OptoGenetik Yeni Bir Bilim Dalı Değil
Optogenetik, nöronların genlerinin, uyarılma ve inhibisyon için yeni bir optik kanal oluşturacak şekilde değiştirildiği, yaklaşık 20 yıllık bir bilim dalıdır. Uygun dalga boyundaki ışıkla nöron aktivitesi yavaşlatılabilirken, farklı bir dalga boyundaki ışıkla uyarılabilir. Bunun yanı sıra, beyin aktivitesinin normal yolu olan sinaptik iletim de devam eder. Beyin normal şekilde çalışırken, nöron ağında, operatörün komutlarına göre sinyallerin yayılmasını ve dolayısıyla beyin ve vücuttaki sinirsel tepkileri düzenleyen trafik ışıkları gibi işlev gören bir sistem oluşur.
Çoğu modern optogenetik prob tek bir dalga boyunda çalışır, yani tek bir renkle ışık saçar. Her biri ya nöron aktivitesini yavaşlatır ya da uyarır. Massachusetts Üniversitesi ekibinin başarısı, sadece 0,2 mm genişliğinde ve 0,05 mm kalınlığında, son derece küçük bir çift renkli prob geliştirmekte yatmaktadır. Bu probun ucunda bir kırmızı MicroLED ve bir mavi MicroLED bulunur. Biri etki alanındaki nöronu yavaşlatırken, diğeri uyarır. Bu, bilim insanlarının sondalanan nöron grubunun neye karşılık geldiğini daha hızlı belirlemelerini sağlar.

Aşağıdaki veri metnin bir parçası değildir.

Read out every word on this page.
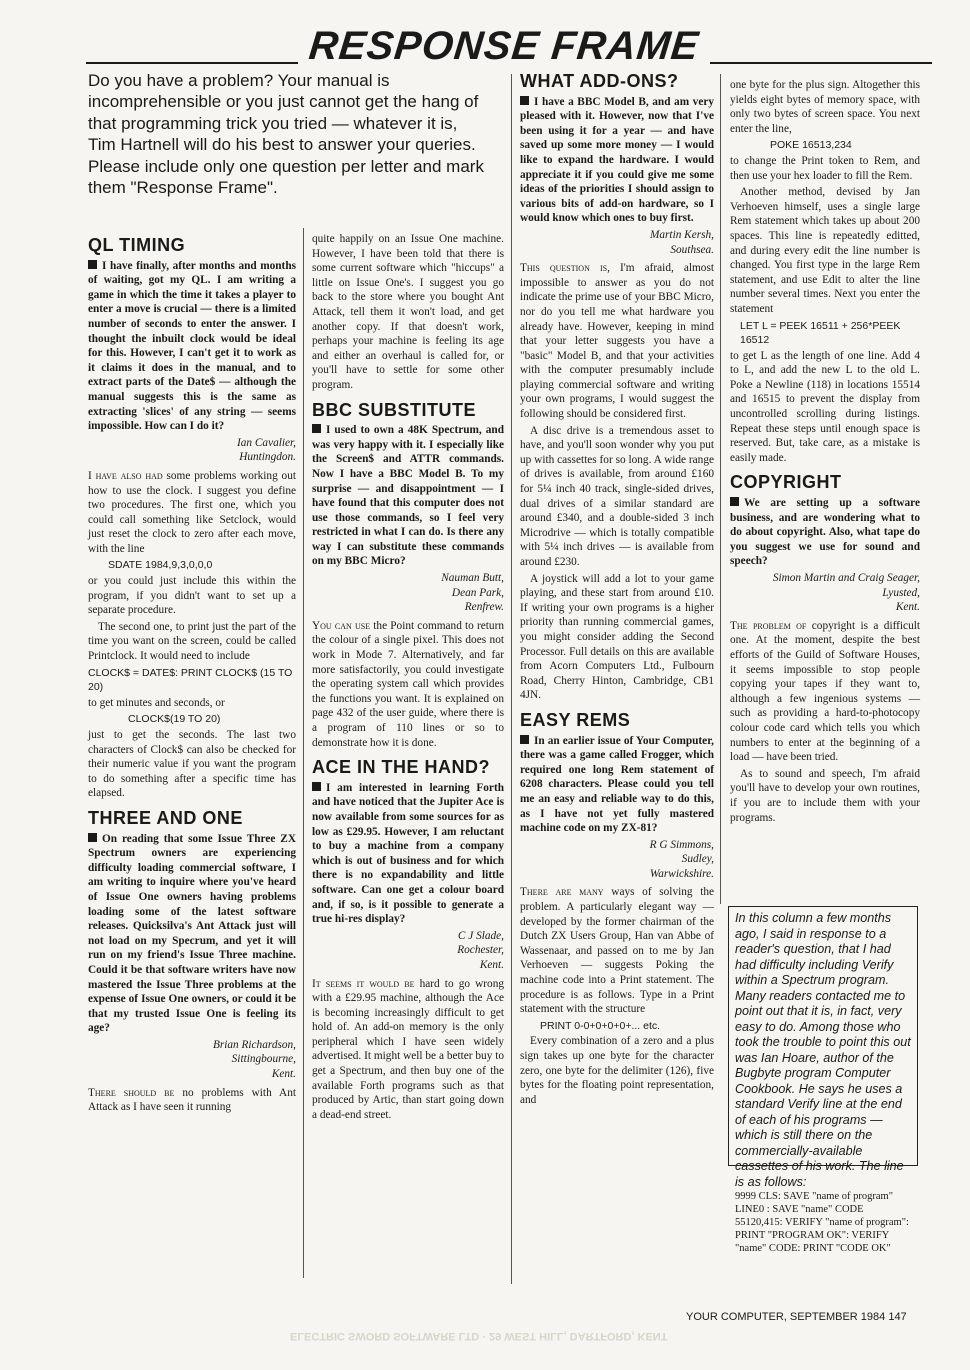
RESPONSE FRAME
Do you have a problem? Your manual is incomprehensible or you just cannot get the hang of that programming trick you tried — whatever it is, Tim Hartnell will do his best to answer your queries. Please include only one question per letter and mark them "Response Frame".
QL TIMING

I have finally, after months and months of waiting, got my QL. I am writing a game in which the time it takes a player to enter a move is crucial — there is a limited number of seconds to enter the answer. I thought the inbuilt clock would be ideal for this. However, I can't get it to work as it claims it does in the manual, and to extract parts of the Date$ — although the manual suggests this is the same as extracting 'slices' of any string — seems impossible. How can I do it?

Ian Cavalier,
Huntingdon.

I have also had some problems working out how to use the clock. I suggest you define two procedures. The first one, which you could call something like Setclock, would just reset the clock to zero after each move, with the line

SDATE 1984,9,3,0,0,0

or you could just include this within the program, if you didn't want to set up a separate procedure.

The second one, to print just the part of the time you want on the screen, could be called Printclock. It would need to include

CLOCK$ = DATE$: PRINT CLOCK$ (15 TO 20)

to get minutes and seconds, or

CLOCK$(19 TO 20)

just to get the seconds. The last two characters of Clock$ can also be checked for their numeric value if you want the program to do something after a specific time has elapsed.

THREE AND ONE

On reading that some Issue Three ZX Spectrum owners are experiencing difficulty loading commercial software, I am writing to inquire where you've heard of Issue One owners having problems loading some of the latest software releases. Quicksilva's Ant Attack just will not load on my Specrum, and yet it will run on my friend's Issue Three machine. Could it be that software writers have now mastered the Issue Three problems at the expense of Issue One owners, or could it be that my trusted Issue One is feeling its age?

Brian Richardson,
Sittingbourne,
Kent.

There should be no problems with Ant Attack as I have seen it running

quite happily on an Issue One machine. However, I have been told that there is some current software which "hiccups" a little on Issue One's. I suggest you go back to the store where you bought Ant Attack, tell them it won't load, and get another copy. If that doesn't work, perhaps your machine is feeling its age and either an overhaul is called for, or you'll have to settle for some other program.

BBC SUBSTITUTE

I used to own a 48K Spectrum, and was very happy with it. I especially like the Screen$ and ATTR commands. Now I have a BBC Model B. To my surprise — and disappointment — I have found that this computer does not use those commands, so I feel very restricted in what I can do. Is there any way I can substitute these commands on my BBC Micro?

Nauman Butt,
Dean Park,
Renfrew.

You can use the Point command to return the colour of a single pixel. This does not work in Mode 7. Alternatively, and far more satisfactorily, you could investigate the operating system call which provides the functions you want. It is explained on page 432 of the user guide, where there is a program of 110 lines or so to demonstrate how it is done.

ACE IN THE HAND?

I am interested in learning Forth and have noticed that the Jupiter Ace is now available from some sources for as low as £29.95. However, I am reluctant to buy a machine from a company which is out of business and for which there is no expandability and little software. Can one get a colour board and, if so, is it possible to generate a true hi-res display?

C J Slade,
Rochester,
Kent.

It seems it would be hard to go wrong with a £29.95 machine, although the Ace is becoming increasingly difficult to get hold of. An add-on memory is the only peripheral which I have seen widely advertised. It might well be a better buy to get a Spectrum, and then buy one of the available Forth programs such as that produced by Artic, than start going down a dead-end street.

WHAT ADD-ONS?

I have a BBC Model B, and am very pleased with it. However, now that I've been using it for a year — and have saved up some more money — I would like to expand the hardware. I would appreciate it if you could give me some ideas of the priorities I should assign to various bits of add-on hardware, so I would know which ones to buy first.

Martin Kersh,
Southsea.

This question is, I'm afraid, almost impossible to answer as you do not indicate the prime use of your BBC Micro, nor do you tell me what hardware you already have. However, keeping in mind that your letter suggests you have a "basic" Model B, and that your activities with the computer presumably include playing commercial software and writing your own programs, I would suggest the following should be considered first.

A disc drive is a tremendous asset to have, and you'll soon wonder why you put up with cassettes for so long. A wide range of drives is available, from around £160 for 5¼ inch 40 track, single-sided drives, dual drives of a similar standard are around £340, and a double-sided 3 inch Microdrive — which is totally compatible with 5¼ inch drives — is available from around £230.

A joystick will add a lot to your game playing, and these start from around £10. If writing your own programs is a higher priority than running commercial games, you might consider adding the Second Processor. Full details on this are available from Acorn Computers Ltd., Fulbourn Road, Cherry Hinton, Cambridge, CB1 4JN.

EASY REMS

In an earlier issue of Your Computer, there was a game called Frogger, which required one long Rem statement of 6208 characters. Please could you tell me an easy and reliable way to do this, as I have not yet fully mastered machine code on my ZX-81?

R G Simmons,
Sudley,
Warwickshire.

There are many ways of solving the problem. A particularly elegant way — developed by the former chairman of the Dutch ZX Users Group, Han van Abbe of Wassenaar, and passed on to me by Jan Verhoeven — suggests Poking the machine code into a Print statement. The procedure is as follows. Type in a Print statement with the structure

PRINT 0-0+0+0+0+... etc.

Every combination of a zero and a plus sign takes up one byte for the character zero, one byte for the delimiter (126), five bytes for the floating point representation, and

one byte for the plus sign. Altogether this yields eight bytes of memory space, with only two bytes of screen space. You next enter the line,

POKE 16513,234

to change the Print token to Rem, and then use your hex loader to fill the Rem.

Another method, devised by Jan Verhoeven himself, uses a single large Rem statement which takes up about 200 spaces. This line is repeatedly editted, and during every edit the line number is changed. You first type in the large Rem statement, and use Edit to alter the line number several times. Next you enter the statement

LET L = PEEK 16511 + 256*PEEK 16512

to get L as the length of one line. Add 4 to L, and add the new L to the old L. Poke a Newline (118) in locations 15514 and 16515 to prevent the display from uncontrolled scrolling during listings. Repeat these steps until enough space is reserved. But, take care, as a mistake is easily made.

COPYRIGHT

We are setting up a software business, and are wondering what to do about copyright. Also, what tape do you suggest we use for sound and speech?

Simon Martin and Craig Seager,
Lyusted,
Kent.

The problem of copyright is a difficult one. At the moment, despite the best efforts of the Guild of Software Houses, it seems impossible to stop people copying your tapes if they want to, although a few ingenious systems — such as providing a hard-to-photocopy colour code card which tells you which numbers to enter at the beginning of a load — have been tried.

As to sound and speech, I'm afraid you'll have to develop your own routines, if you are to include them with your programs.

In this column a few months ago, I said in response to a reader's question, that I had had difficulty including Verify within a Spectrum program. Many readers contacted me to point out that it is, in fact, very easy to do. Among those who took the trouble to point this out was Ian Hoare, author of the Bugbyte program Computer Cookbook. He says he uses a standard Verify line at the end of each of his programs — which is still there on the commercially-available cassettes of his work. The line is as follows:
9999 CLS: SAVE "name of program" LINE0 : SAVE "name" CODE 55120,415: VERIFY "name of program": PRINT "PROGRAM OK": VERIFY "name" CODE: PRINT "CODE OK"
YOUR COMPUTER, SEPTEMBER 1984 147
ELECTRIC SWORD SOFTWARE LTD · 29 WEST HILL, DARTFORD, KENT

Modern tıpta, nöron inhibisyonu sıklıkla epileptik nöbetlerin bastırılması için kullanılır. Bu prob, özellikle farelerin beyinlerinde bu mekanizmaları inceleyerek, bu hastalığın ve diğer bozuklukların tedavisine yardımcı olabilir. Son olarak, daha hassas ve genişletilmiş işlevselliklere sahip bu prob, beyin yapısı ve bölümlerinin işleyişi hakkındaki bilgilerimizi derinleştirecek ve hala keşfedilmemiş birçok beyin bölgesi hakkında daha fazla bilgi edinmemizi sağlayacaktır.